Increase in volumes of OMCs directly lifted throughput levels, with 1QCY21 retail volumes at 3.05 million tons, up 20%YoY largely due to a 28%YoY increase in HSD, while sequential decline in retail fuels’ volume stood at 15%. Company wise, HASCOL/SHEL/APL/PSO delivered throughput levels of 308,000/613,000/477,000/554,000 ltrs/outlet, taking total average industry throughput +17%YoY/-13%QoQ to 577,000 ltrs/outlet. Difference between throughput level of HSD and MS standing 146,000 ltrs/pump for 1QCY21 as against 102,000 ltrs/pump for 4QCY20 despite government’s continued efforts to curb influx of grey product points towards slowdown in MS sales. PSO remains top pick from the sector where medium term developments include clearance of circular debt and shift in cash profile of cash flows due to increased share of retail fuels, while focus on improving storage infrastructure will result in company sustaining the recently gained market share.

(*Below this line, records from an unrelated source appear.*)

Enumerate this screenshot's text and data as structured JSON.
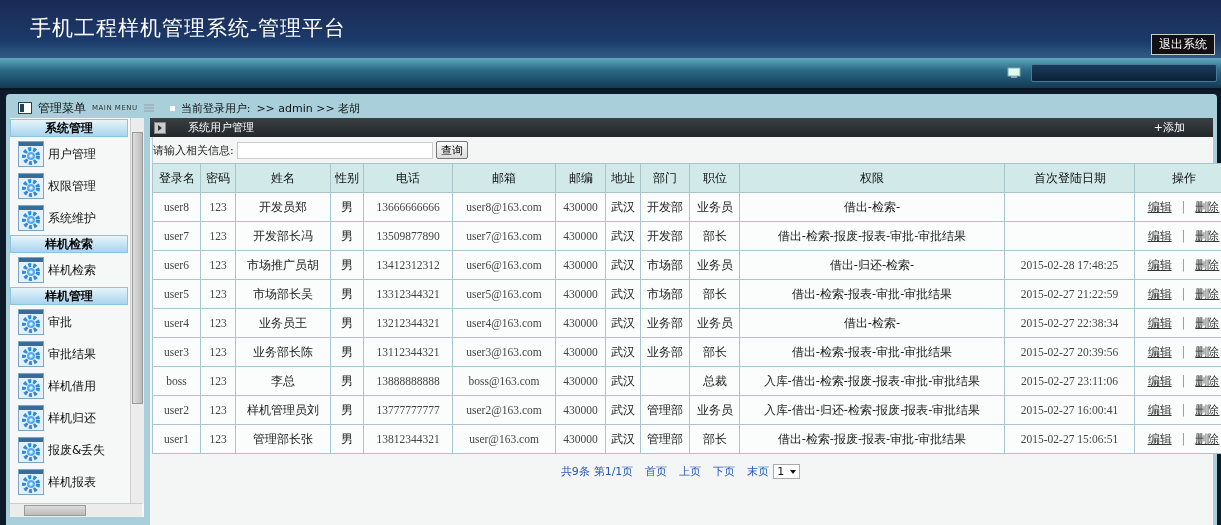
{
  "header": {
    "title": "手机工程样机管理系统-管理平台",
    "logout_button": "退出系统"
  },
  "menu_bar": {
    "title": "管理菜单",
    "subtitle": "MAIN MENU",
    "user_label": "当前登录用户:",
    "user_path": ">> admin >> 老胡"
  },
  "sidebar": {
    "items": [
      {
        "kind": "section",
        "label": "系统管理"
      },
      {
        "kind": "item",
        "label": "用户管理"
      },
      {
        "kind": "item",
        "label": "权限管理"
      },
      {
        "kind": "item",
        "label": "系统维护"
      },
      {
        "kind": "section",
        "label": "样机检索"
      },
      {
        "kind": "item",
        "label": "样机检索"
      },
      {
        "kind": "section",
        "label": "样机管理"
      },
      {
        "kind": "item",
        "label": "审批"
      },
      {
        "kind": "item",
        "label": "审批结果"
      },
      {
        "kind": "item",
        "label": "样机借用"
      },
      {
        "kind": "item",
        "label": "样机归还"
      },
      {
        "kind": "item",
        "label": "报废&丢失"
      },
      {
        "kind": "item",
        "label": "样机报表"
      }
    ]
  },
  "panel": {
    "title": "系统用户管理",
    "add_button": "+添加"
  },
  "search": {
    "label": "请输入相关信息:",
    "button": "查询"
  },
  "table": {
    "columns": [
      "登录名",
      "密码",
      "姓名",
      "性别",
      "电话",
      "邮箱",
      "邮编",
      "地址",
      "部门",
      "职位",
      "权限",
      "首次登陆日期",
      "操作"
    ],
    "rows": [
      {
        "cells": [
          "user8",
          "123",
          "开发员郑",
          "男",
          "13666666666",
          "user8@163.com",
          "430000",
          "武汉",
          "开发部",
          "业务员",
          "借出-检索-",
          ""
        ]
      },
      {
        "cells": [
          "user7",
          "123",
          "开发部长冯",
          "男",
          "13509877890",
          "user7@163.com",
          "430000",
          "武汉",
          "开发部",
          "部长",
          "借出-检索-报废-报表-审批-审批结果",
          ""
        ]
      },
      {
        "cells": [
          "user6",
          "123",
          "市场推广员胡",
          "男",
          "13412312312",
          "user6@163.com",
          "430000",
          "武汉",
          "市场部",
          "业务员",
          "借出-归还-检索-",
          "2015-02-28 17:48:25"
        ]
      },
      {
        "cells": [
          "user5",
          "123",
          "市场部长吴",
          "男",
          "13312344321",
          "user5@163.com",
          "430000",
          "武汉",
          "市场部",
          "部长",
          "借出-检索-报表-审批-审批结果",
          "2015-02-27 21:22:59"
        ]
      },
      {
        "cells": [
          "user4",
          "123",
          "业务员王",
          "男",
          "13212344321",
          "user4@163.com",
          "430000",
          "武汉",
          "业务部",
          "业务员",
          "借出-检索-",
          "2015-02-27 22:38:34"
        ]
      },
      {
        "cells": [
          "user3",
          "123",
          "业务部长陈",
          "男",
          "13112344321",
          "user3@163.com",
          "430000",
          "武汉",
          "业务部",
          "部长",
          "借出-检索-报表-审批-审批结果",
          "2015-02-27 20:39:56"
        ]
      },
      {
        "cells": [
          "boss",
          "123",
          "李总",
          "男",
          "13888888888",
          "boss@163.com",
          "430000",
          "武汉",
          "",
          "总裁",
          "入库-借出-检索-报废-报表-审批-审批结果",
          "2015-02-27 23:11:06"
        ]
      },
      {
        "cells": [
          "user2",
          "123",
          "样机管理员刘",
          "男",
          "13777777777",
          "user2@163.com",
          "430000",
          "武汉",
          "管理部",
          "业务员",
          "入库-借出-归还-检索-报废-报表-审批结果",
          "2015-02-27 16:00:41"
        ]
      },
      {
        "cells": [
          "user1",
          "123",
          "管理部长张",
          "男",
          "13812344321",
          "user@163.com",
          "430000",
          "武汉",
          "管理部",
          "部长",
          "借出-检索-报废-报表-审批-审批结果",
          "2015-02-27 15:06:51"
        ]
      }
    ],
    "actions": [
      {
        "edit": "编辑",
        "separator": "|",
        "delete": "删除"
      },
      {
        "edit": "编辑",
        "separator": "|",
        "delete": "删除"
      },
      {
        "edit": "编辑",
        "separator": "|",
        "delete": "删除"
      },
      {
        "edit": "编辑",
        "separator": "|",
        "delete": "删除"
      },
      {
        "edit": "编辑",
        "separator": "|",
        "delete": "删除"
      },
      {
        "edit": "编辑",
        "separator": "|",
        "delete": "删除"
      },
      {
        "edit": "编辑",
        "separator": "|",
        "delete": "删除"
      },
      {
        "edit": "编辑",
        "separator": "|",
        "delete": "删除"
      },
      {
        "edit": "编辑",
        "separator": "|",
        "delete": "删除"
      }
    ]
  },
  "pagination": {
    "total": "共9条",
    "page": "第1/1页",
    "links": [
      "首页",
      "上页",
      "下页",
      "末页"
    ],
    "page_select": "1"
  }
}
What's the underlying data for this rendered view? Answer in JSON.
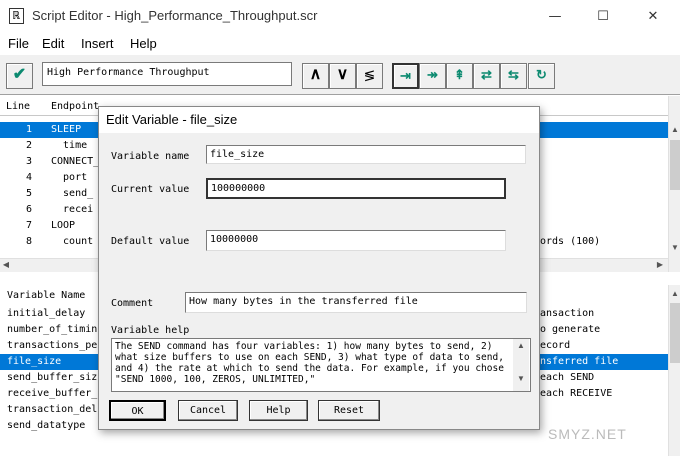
{
  "window": {
    "title": "Script Editor - High_Performance_Throughput.scr",
    "app_icon_glyph": "ℝ",
    "minimize": "—",
    "maximize": "☐",
    "close": "✕"
  },
  "menu": [
    "File",
    "Edit",
    "Insert",
    "Help"
  ],
  "toolbar": {
    "script_name": "High Performance Throughput",
    "check_glyph": "✔",
    "up_glyph": "∧",
    "down_glyph": "∨",
    "swap_glyph": "≶",
    "g1": "⇥",
    "g2": "↠",
    "g3": "⇞",
    "g4": "⇄",
    "g5": "⇆",
    "g6": "↻"
  },
  "script": {
    "col_line": "Line",
    "col_endpoint": "Endpoint",
    "rows": [
      {
        "line": "1",
        "text": "SLEEP"
      },
      {
        "line": "2",
        "text": "  time"
      },
      {
        "line": "3",
        "text": "CONNECT_"
      },
      {
        "line": "4",
        "text": "  port"
      },
      {
        "line": "5",
        "text": "  send_"
      },
      {
        "line": "6",
        "text": "  recei"
      },
      {
        "line": "7",
        "text": "LOOP"
      },
      {
        "line": "8",
        "text": "  count"
      }
    ],
    "right_fragments": [
      "ords (100)"
    ]
  },
  "variables": {
    "col_name": "Variable Name",
    "rows": [
      "initial_delay",
      "number_of_timin",
      "transactions_pe",
      "file_size",
      "send_buffer_siz",
      "receive_buffer_",
      "transaction_del",
      "send_datatype"
    ],
    "right_fragments": [
      "ansaction",
      "o generate",
      "ecord",
      "nsferred file",
      "each SEND",
      "each RECEIVE",
      "",
      ""
    ]
  },
  "dialog": {
    "title": "Edit Variable - file_size",
    "name_label": "Variable name",
    "name_value": "file_size",
    "current_label": "Current value",
    "current_value": "100000000",
    "default_label": "Default value",
    "default_value": "10000000",
    "comment_label": "Comment",
    "comment_value": "How many bytes in the transferred file",
    "help_label": "Variable help",
    "help_text": "The SEND command has four variables: 1) how many bytes to send, 2) what size buffers to use on each SEND, 3) what type of data to send, and 4) the rate at which to send the data. For example, if you chose \"SEND 1000, 100, ZEROS, UNLIMITED,\"",
    "ok": "OK",
    "cancel": "Cancel",
    "help": "Help",
    "reset": "Reset"
  },
  "watermark": "SMYZ.NET"
}
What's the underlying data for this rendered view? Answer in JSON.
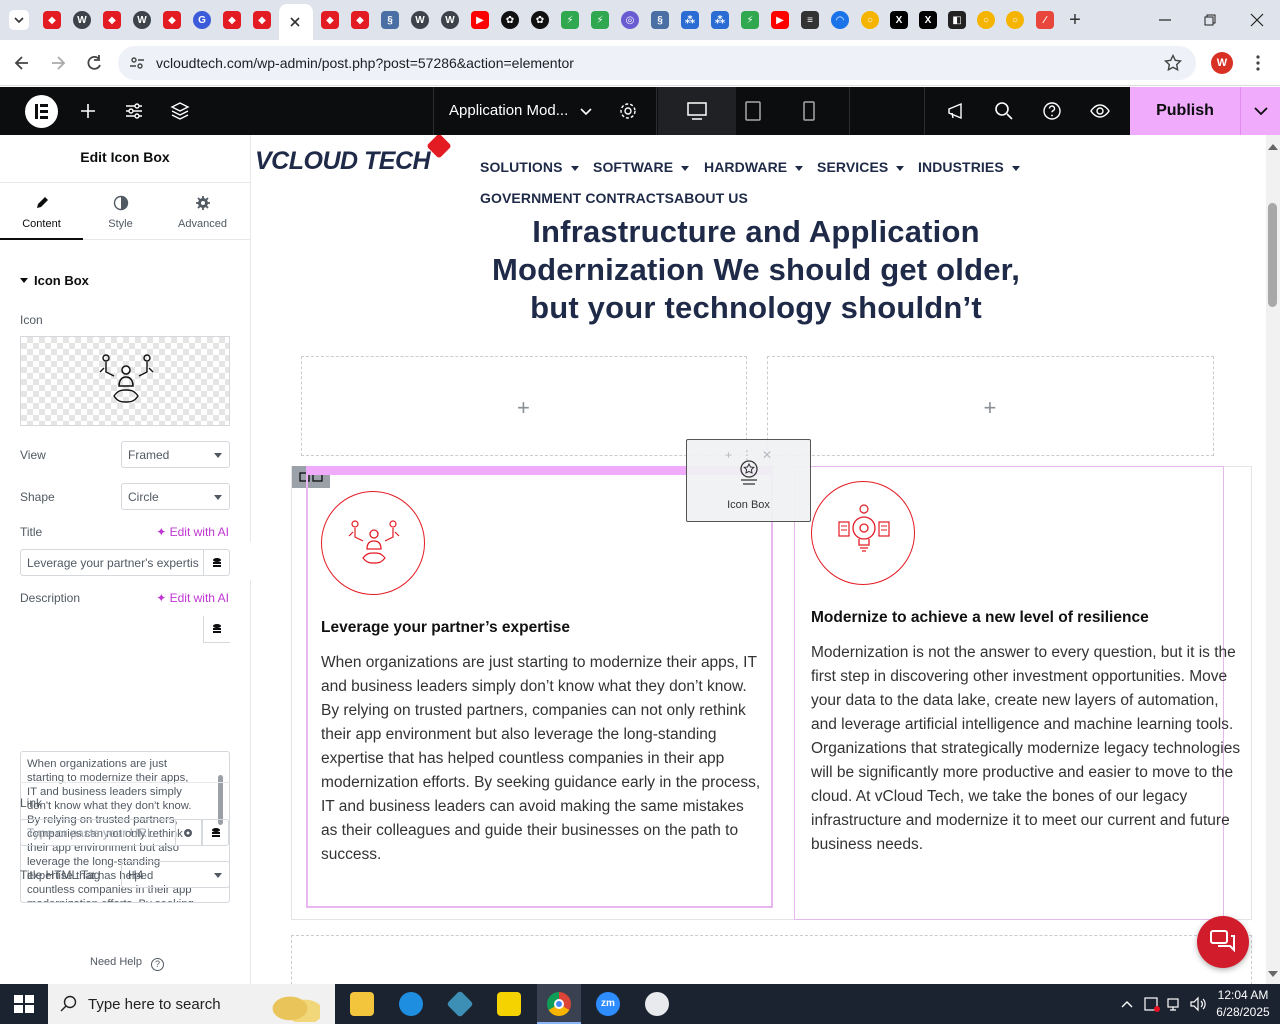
{
  "browser": {
    "url": "vcloudtech.com/wp-admin/post.php?post=57286&action=elementor",
    "profile_initial": "W",
    "new_tab_label": "+"
  },
  "editor": {
    "doc_title": "Application Mod...",
    "publish_label": "Publish"
  },
  "panel": {
    "title": "Edit Icon Box",
    "tabs": [
      {
        "label": "Content",
        "icon": "pencil-icon"
      },
      {
        "label": "Style",
        "icon": "half-circle-icon"
      },
      {
        "label": "Advanced",
        "icon": "gear-icon"
      }
    ],
    "section_title": "Icon Box",
    "icon_label": "Icon",
    "view_label": "View",
    "view_value": "Framed",
    "shape_label": "Shape",
    "shape_value": "Circle",
    "title_label": "Title",
    "edit_ai_label": "Edit with AI",
    "title_value": "Leverage your partner's expertis",
    "description_label": "Description",
    "description_value": "When organizations are just starting to modernize their apps, IT and business leaders simply don't know what they don't know. By relying on trusted partners, companies can not only rethink their app environment but also leverage the long-standing expertise that has helped countless companies in their app modernization efforts. By seeking",
    "link_label": "Link",
    "link_placeholder": "Type or paste your URL",
    "html_tag_label": "Title HTML Tag",
    "html_tag_value": "H4",
    "need_help_label": "Need Help"
  },
  "site": {
    "logo_text": "VCLOUD TECH",
    "nav": [
      "SOLUTIONS",
      "SOFTWARE",
      "HARDWARE",
      "SERVICES",
      "INDUSTRIES"
    ],
    "nav_row2": [
      "GOVERNMENT CONTRACTS",
      "ABOUT US"
    ],
    "heading": "Infrastructure and Application Modernization We should get older, but your technology shouldn’t",
    "add_label": "+",
    "drag_widget_label": "Icon Box",
    "box1": {
      "title": "Leverage your partner’s expertise",
      "text": "When organizations are just starting to modernize their apps, IT and business leaders simply don’t know what they don’t know. By relying on trusted partners, companies can not only rethink their app environment but also leverage the long-standing expertise that has helped countless companies in their app modernization efforts. By seeking guidance early in the process, IT and business leaders can avoid making the same mistakes as their colleagues and guide their businesses on the path to success."
    },
    "box2": {
      "title": "Modernize to achieve a new level of resilience",
      "text": "Modernization is not the answer to every question, but it is the first step in discovering other investment opportunities. Move your data to the data lake, create new layers of automation, and leverage artificial intelligence and machine learning tools. Organizations that strategically modernize legacy technologies will be significantly more productive and easier to move to the cloud. At vCloud Tech, we take the bones of our legacy infrastructure and modernize it to meet our current and future business needs."
    }
  },
  "taskbar": {
    "search_placeholder": "Type here to search",
    "time": "12:04 AM",
    "date": "6/28/2025"
  },
  "colors": {
    "accent_pink": "#f0abfc",
    "brand_red": "#e31b23",
    "heading_navy": "#1e2a47"
  }
}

Lucky Cement (LUCK) posted consolidated EPS of Rs24.3, up 31% QoQ due to significant improvement in profitability of Auto and Chemical Businesses alongside the core cement business. The result came in slightly higher than market expectations due to better GP margins in cement business and slightly higher profit of auto business. Lucky Motors Corporation (formerly KIA Lucky) posted gross margins of 16.8% for 3QFY21 as compared to 15.6% and 12.1% for 2QFY21 and 1QFY21 respectively. The Chemical listed subsidiary (ICI) of LUCK has posted profit of Rs1.96 billion for 3QFY21, up 269% YoY due to increase in sales and GP margins by 19%YoY. Auto business of the company has declared its first dividend of Rs2.85 billion for 3QFY21, fueling unconsolidated EPS to Rs22.1, up 209%QoQ.